Rather than immortality, Christianity's life-after-death doctrine is better called resurrection. Some Christians describe it this way: When we die, our whole being dies, body, mind, soul, spirit -- every aspect of us dies. But then, for those who have accepted God's grace, God, who gave us life in the first place, gives it to us again. We all go to the grave completely expired, every part of us kaput. But then, in God's own time, he raises the faithful, not resuscitating the old body, but giving the person a new resurrected body. That's what Paul is saying in the passage above.
To suggest that the soul or spirit is immortal puts it on a par with God.
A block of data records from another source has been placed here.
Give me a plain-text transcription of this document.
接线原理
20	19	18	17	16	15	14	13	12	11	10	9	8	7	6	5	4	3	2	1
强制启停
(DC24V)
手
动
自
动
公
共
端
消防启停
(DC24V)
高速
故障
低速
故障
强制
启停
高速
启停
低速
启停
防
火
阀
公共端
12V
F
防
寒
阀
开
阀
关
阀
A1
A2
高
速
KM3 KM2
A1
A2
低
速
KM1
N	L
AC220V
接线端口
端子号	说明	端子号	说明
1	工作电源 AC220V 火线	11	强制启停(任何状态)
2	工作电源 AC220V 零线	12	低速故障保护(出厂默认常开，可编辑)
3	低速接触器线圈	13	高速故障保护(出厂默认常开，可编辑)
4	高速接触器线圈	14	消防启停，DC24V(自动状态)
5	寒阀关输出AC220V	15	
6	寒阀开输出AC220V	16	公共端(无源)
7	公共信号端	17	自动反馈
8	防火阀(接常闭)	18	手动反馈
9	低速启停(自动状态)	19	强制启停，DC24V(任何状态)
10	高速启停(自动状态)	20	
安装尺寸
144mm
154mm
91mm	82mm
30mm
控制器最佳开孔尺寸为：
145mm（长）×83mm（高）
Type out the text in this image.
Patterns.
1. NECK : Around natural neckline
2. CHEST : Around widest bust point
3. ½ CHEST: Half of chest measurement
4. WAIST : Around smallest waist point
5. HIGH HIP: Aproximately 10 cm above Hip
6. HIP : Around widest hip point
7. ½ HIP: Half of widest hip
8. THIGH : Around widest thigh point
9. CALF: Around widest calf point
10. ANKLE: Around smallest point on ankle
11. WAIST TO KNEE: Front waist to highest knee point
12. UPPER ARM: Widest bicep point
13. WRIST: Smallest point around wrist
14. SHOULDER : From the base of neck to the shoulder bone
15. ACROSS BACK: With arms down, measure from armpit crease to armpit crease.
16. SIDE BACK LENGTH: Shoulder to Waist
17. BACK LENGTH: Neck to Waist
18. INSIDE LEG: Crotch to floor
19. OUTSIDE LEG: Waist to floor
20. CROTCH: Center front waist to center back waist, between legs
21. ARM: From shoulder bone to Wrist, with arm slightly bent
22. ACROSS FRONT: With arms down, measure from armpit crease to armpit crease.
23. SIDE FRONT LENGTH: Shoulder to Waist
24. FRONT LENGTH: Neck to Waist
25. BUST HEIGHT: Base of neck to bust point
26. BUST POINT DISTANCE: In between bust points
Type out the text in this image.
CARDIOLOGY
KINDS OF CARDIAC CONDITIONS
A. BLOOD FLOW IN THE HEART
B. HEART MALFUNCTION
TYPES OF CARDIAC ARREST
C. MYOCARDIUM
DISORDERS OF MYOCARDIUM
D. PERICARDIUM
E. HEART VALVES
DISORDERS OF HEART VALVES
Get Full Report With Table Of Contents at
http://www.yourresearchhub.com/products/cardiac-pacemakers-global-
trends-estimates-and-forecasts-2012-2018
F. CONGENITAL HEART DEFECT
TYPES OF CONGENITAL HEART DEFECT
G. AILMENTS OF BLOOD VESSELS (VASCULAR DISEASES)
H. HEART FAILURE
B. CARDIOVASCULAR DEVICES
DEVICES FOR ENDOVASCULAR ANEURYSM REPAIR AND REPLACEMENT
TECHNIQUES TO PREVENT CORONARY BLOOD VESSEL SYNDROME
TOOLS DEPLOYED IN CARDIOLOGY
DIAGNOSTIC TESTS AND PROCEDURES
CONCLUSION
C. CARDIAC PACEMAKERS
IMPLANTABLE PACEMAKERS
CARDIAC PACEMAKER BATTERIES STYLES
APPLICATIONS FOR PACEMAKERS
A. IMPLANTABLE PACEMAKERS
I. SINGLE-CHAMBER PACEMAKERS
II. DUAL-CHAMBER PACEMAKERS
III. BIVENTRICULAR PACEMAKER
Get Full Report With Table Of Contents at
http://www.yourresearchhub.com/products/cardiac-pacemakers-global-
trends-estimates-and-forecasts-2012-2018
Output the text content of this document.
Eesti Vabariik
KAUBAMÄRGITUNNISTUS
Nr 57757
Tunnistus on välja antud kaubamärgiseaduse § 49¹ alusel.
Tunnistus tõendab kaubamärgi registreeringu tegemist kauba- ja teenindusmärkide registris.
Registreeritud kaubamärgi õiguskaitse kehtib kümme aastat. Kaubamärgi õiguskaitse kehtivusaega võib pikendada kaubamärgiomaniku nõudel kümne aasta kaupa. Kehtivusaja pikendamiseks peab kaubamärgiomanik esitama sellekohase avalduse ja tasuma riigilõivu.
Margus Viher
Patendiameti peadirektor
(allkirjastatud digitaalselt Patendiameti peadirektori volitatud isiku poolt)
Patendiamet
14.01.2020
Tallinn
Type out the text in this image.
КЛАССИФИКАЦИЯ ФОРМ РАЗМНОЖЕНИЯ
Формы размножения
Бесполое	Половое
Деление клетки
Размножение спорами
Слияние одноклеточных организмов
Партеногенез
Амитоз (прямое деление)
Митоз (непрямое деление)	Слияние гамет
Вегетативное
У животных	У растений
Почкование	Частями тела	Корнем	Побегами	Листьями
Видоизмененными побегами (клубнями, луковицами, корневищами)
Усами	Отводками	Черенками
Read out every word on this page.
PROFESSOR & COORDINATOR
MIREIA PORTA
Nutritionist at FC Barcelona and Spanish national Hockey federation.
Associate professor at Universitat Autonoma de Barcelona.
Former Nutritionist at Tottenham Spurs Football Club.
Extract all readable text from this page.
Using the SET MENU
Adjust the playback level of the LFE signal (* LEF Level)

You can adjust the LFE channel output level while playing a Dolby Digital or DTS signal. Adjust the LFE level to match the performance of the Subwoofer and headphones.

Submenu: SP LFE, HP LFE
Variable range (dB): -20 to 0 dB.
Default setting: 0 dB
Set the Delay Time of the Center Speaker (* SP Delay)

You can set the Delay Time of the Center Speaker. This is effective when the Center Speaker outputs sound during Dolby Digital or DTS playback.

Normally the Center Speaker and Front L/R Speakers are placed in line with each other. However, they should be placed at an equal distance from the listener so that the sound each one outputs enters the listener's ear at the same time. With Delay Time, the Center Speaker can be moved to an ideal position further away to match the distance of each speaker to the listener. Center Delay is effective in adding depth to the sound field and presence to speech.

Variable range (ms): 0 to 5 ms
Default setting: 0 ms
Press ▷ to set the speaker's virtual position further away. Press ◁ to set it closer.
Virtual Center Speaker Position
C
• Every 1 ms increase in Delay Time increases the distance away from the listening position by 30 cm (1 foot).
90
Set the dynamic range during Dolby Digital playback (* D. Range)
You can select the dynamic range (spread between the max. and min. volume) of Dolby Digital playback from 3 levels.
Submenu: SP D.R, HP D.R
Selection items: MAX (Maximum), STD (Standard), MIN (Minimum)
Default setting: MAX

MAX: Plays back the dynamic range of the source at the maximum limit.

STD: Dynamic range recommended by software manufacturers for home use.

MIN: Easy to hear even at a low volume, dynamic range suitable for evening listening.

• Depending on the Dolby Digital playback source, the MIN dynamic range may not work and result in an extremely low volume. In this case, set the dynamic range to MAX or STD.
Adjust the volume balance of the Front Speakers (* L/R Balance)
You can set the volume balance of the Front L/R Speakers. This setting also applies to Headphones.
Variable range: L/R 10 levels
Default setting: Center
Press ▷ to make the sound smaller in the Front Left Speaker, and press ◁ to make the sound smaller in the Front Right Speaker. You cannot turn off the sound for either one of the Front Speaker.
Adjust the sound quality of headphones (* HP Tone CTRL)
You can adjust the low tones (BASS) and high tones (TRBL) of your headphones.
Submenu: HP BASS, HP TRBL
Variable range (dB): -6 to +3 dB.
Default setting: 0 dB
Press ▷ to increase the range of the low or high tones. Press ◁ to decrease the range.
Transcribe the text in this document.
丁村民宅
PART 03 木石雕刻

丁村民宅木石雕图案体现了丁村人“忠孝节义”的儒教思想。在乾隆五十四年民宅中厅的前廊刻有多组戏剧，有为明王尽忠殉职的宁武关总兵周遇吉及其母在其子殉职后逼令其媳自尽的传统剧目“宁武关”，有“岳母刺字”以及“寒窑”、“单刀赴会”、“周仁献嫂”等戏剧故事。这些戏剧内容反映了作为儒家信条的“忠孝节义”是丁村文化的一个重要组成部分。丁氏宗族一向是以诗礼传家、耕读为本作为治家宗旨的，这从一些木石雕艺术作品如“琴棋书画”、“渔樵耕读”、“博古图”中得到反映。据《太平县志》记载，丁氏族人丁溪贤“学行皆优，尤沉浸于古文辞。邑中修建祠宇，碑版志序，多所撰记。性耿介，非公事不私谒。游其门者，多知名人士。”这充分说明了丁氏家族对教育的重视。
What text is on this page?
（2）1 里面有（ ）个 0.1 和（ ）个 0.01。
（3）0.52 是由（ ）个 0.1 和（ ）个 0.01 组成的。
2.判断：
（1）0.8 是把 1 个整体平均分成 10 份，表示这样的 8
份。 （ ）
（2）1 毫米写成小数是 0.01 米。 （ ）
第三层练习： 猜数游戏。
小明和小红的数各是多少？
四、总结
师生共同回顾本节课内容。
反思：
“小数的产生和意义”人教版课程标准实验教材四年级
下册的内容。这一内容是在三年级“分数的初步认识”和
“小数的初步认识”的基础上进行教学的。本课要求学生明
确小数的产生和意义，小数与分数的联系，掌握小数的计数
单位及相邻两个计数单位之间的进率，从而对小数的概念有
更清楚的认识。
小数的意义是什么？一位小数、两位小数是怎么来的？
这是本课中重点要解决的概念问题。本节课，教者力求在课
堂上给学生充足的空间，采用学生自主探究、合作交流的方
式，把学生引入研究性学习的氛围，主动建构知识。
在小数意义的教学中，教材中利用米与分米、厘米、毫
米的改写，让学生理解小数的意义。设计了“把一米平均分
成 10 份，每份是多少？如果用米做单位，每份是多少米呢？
If our souls cannot die, then why do we need God? We'd have the ability to prevent our own extinction. Resurrection, however, says that God comes to the faithful dead with a new gift of life and re-creates us -- not just the soul part of us but all parts of us.
Thus the Apostles' Creed's insistence that we believe in the resurrection of the body, for in biblical thought, we don't just have a body, we are a body (thanks to preacher/writer Frederick Buechner for that way of expressing this idea). We are not just spiritual beings trapped inside a prison of flesh. Rather, the body is part and parcel of who we are, and resurrection tells us that in eternity, the faithful in Christ will function as full beings -- body, mind, soul, spirit.
In short, Christianity's teaching is that: 1) human beings are a unity of spirit, soul and flesh, 2) our earthly life does not exhaust the meaning of who we are created by God to be, and 3) immortality is not something we inherently possess, but is given to the faithful in the next life as a gift of God.
Questions: One TWW team member tells of a faithful Christian -- a member of his church -- who was blind (in fact, her eyeballs had been removed) asking him if she'd be able to see in heaven. How would you answer this woman? What sort of blindness do you struggle with in your faith journey?
For Further Discussion
1. Commenting on this week's news story, a TWW team member mentioned being puzzled when seeing reports about the extreme time and expense invested in searching for people assumed to be dead in disasters such as this mudslide. She said, "I think my puzzlement/insensitivity is related to a deep confidence that there will be a bodily resurrection as a result of the awesome work of Jesus Christ. Am I naive or just untested?" How would you answer her question for yourself?
2. Respond to this quote from an unknown source, but said to have been used by Josef Stalin: "One death is a tragedy; a million deaths is a statistic."
Responding to the News
Pray for all those who have lost loved ones in the mudslide and for the communities of that valley that have been devastated by the disaster.
Closing Prayer
O Lord, who has given us life to begin with, thank you for the promise of resurrected life to come. In Jesus' name. Amen.